Springfield has temporarily abandoned an incentive package plan for the Brody Corners multi-use project. The plan would have resulted in $3.2 million returned to the developer through tax-increment financing (TIF). Regardless of how it came about (there were accusations of the process being rushed and lawmakers who felt uninformed), the demise of this package is good for the city of Springfield.
This TIF incentive package was previously touted as imposing “no financial risk” on the city, but there’s simply no way to guarantee that a TIF agreement will not have negative financial effects on a city. Along with the numerous other problems posed by TIF (as outlined in my new paper), TIF can pose a financial risk to cities, and it has in Missouri on several occasions across several decades.

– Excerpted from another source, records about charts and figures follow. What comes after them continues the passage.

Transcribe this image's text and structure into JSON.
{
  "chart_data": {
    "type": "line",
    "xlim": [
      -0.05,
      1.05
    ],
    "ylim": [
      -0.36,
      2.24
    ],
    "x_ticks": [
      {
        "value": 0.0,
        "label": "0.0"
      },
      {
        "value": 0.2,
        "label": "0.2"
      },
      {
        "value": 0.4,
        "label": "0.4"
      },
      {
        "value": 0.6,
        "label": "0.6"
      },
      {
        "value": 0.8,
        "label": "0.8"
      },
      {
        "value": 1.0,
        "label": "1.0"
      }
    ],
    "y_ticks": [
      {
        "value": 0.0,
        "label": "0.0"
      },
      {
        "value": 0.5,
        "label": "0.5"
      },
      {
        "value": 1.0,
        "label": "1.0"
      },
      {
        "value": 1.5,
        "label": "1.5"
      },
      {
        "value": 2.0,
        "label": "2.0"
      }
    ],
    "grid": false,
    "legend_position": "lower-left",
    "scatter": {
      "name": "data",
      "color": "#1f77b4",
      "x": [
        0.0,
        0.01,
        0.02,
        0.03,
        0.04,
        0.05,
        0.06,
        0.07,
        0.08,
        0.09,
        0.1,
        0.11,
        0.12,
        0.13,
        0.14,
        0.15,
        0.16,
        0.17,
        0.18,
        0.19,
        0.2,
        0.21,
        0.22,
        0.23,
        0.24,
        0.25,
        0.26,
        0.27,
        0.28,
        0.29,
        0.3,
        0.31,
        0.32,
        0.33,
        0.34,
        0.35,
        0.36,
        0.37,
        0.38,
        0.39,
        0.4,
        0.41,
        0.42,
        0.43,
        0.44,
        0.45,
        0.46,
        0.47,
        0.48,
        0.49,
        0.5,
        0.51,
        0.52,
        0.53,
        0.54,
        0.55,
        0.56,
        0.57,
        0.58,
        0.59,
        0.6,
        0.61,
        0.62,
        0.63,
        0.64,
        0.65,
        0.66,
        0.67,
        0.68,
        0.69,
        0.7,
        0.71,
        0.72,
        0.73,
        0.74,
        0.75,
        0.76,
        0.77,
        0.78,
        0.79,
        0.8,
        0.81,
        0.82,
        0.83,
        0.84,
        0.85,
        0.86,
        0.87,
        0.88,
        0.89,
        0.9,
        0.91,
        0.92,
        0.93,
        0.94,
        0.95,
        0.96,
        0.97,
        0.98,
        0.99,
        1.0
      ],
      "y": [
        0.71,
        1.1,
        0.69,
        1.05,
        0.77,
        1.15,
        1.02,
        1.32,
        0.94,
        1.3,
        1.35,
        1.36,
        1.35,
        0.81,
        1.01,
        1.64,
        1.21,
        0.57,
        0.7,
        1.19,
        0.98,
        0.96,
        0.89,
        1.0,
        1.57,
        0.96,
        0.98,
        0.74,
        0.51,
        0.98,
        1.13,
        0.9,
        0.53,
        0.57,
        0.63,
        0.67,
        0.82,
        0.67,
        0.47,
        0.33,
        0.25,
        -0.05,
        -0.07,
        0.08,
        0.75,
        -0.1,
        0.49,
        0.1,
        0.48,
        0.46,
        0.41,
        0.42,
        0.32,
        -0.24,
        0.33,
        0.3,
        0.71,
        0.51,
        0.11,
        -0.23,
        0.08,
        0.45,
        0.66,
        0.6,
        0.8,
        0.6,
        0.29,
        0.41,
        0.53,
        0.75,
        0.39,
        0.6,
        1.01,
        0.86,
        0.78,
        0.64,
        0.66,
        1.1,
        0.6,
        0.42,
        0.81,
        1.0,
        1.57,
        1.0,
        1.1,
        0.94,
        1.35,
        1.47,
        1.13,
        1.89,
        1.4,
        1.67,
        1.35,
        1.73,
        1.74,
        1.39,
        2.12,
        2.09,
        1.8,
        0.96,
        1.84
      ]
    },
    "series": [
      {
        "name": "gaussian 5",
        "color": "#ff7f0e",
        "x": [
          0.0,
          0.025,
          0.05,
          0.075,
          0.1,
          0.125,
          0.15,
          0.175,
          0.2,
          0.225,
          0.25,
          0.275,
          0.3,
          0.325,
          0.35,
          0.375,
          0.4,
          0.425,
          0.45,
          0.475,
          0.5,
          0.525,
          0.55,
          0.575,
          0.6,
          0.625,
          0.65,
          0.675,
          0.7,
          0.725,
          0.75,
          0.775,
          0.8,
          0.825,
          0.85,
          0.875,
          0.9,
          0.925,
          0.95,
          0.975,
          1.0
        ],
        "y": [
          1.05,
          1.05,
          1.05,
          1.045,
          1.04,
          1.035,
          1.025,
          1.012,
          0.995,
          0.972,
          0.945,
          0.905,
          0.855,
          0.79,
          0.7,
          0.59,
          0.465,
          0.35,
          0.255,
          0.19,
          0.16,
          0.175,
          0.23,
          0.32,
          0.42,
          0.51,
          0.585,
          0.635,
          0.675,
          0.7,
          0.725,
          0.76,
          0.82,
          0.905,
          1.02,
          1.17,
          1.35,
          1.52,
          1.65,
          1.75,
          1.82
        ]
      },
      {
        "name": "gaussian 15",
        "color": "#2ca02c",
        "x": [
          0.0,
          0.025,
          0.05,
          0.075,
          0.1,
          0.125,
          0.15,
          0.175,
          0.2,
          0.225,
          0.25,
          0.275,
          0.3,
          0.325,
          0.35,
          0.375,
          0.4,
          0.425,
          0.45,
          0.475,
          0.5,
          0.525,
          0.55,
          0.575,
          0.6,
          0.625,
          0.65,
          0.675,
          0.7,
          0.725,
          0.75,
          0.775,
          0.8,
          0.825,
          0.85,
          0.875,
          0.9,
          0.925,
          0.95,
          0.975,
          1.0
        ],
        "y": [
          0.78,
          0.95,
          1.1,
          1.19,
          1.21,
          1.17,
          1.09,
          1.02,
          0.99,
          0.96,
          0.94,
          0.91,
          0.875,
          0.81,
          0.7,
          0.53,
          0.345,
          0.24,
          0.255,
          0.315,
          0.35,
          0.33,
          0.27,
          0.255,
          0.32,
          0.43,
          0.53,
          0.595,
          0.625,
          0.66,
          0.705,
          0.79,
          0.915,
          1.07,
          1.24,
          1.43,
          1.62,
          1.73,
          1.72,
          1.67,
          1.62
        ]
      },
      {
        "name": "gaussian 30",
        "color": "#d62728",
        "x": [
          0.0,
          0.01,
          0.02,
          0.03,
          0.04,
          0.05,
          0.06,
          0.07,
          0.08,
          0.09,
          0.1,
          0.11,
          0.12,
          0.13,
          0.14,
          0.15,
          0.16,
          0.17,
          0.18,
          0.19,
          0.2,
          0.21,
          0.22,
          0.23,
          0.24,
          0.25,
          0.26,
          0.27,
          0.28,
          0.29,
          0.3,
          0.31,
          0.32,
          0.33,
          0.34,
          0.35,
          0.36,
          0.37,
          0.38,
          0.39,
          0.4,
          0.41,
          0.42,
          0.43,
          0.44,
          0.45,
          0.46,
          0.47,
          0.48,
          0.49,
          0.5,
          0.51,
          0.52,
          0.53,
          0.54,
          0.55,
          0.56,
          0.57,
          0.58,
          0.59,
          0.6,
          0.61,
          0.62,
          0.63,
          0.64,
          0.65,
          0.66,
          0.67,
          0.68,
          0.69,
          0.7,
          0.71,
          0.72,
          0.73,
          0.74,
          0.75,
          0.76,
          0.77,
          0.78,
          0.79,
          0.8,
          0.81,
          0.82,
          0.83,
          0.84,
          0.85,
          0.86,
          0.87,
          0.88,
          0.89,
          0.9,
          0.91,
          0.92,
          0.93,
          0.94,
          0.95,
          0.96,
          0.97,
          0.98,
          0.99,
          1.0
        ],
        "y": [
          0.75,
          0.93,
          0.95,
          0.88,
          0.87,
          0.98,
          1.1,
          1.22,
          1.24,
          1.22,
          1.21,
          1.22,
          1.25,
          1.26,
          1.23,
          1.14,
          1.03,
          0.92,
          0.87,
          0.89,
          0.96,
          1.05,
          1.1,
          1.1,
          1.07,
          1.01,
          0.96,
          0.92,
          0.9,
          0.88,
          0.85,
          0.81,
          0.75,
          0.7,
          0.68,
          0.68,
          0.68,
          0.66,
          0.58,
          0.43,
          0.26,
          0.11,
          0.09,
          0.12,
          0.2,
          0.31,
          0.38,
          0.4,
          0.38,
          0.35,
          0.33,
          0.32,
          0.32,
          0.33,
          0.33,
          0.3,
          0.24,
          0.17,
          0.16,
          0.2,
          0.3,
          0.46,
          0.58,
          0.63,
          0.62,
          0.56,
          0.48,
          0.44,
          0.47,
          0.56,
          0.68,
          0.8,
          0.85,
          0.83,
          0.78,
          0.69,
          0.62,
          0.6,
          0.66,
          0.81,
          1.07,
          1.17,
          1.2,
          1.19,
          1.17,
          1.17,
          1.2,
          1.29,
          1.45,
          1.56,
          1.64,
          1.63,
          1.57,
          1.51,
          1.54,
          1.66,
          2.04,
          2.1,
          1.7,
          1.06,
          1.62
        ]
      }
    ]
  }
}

In the 1990s, the St. Louis Marketplace TIF bonds were backed by the city, meaning that the city was on the hook for the bond payments if the project did not generate enough revenue. Spoiler alert: it didn’t. A similar situation took place in Independence, Missouri, when a TIF project anchored by a Bass Pro shop failed to meet sales-tax revenue projections, so lawmakers used $3.5 million from the general fund to cover the shortfall in the bond payment.
While these situations aren’t a normal occurrence, there’s clearly no guarantee that TIF won’t present a huge financial burden to the city. Apparently, this is a lesson that Missouri municipalities cannot learn. Local lawmakers should be wary of TIF and bold statements like those made about the Brody Corners project. Its good news for Springfield that this plan was dismissed, and hopefully it won’t return in the new year.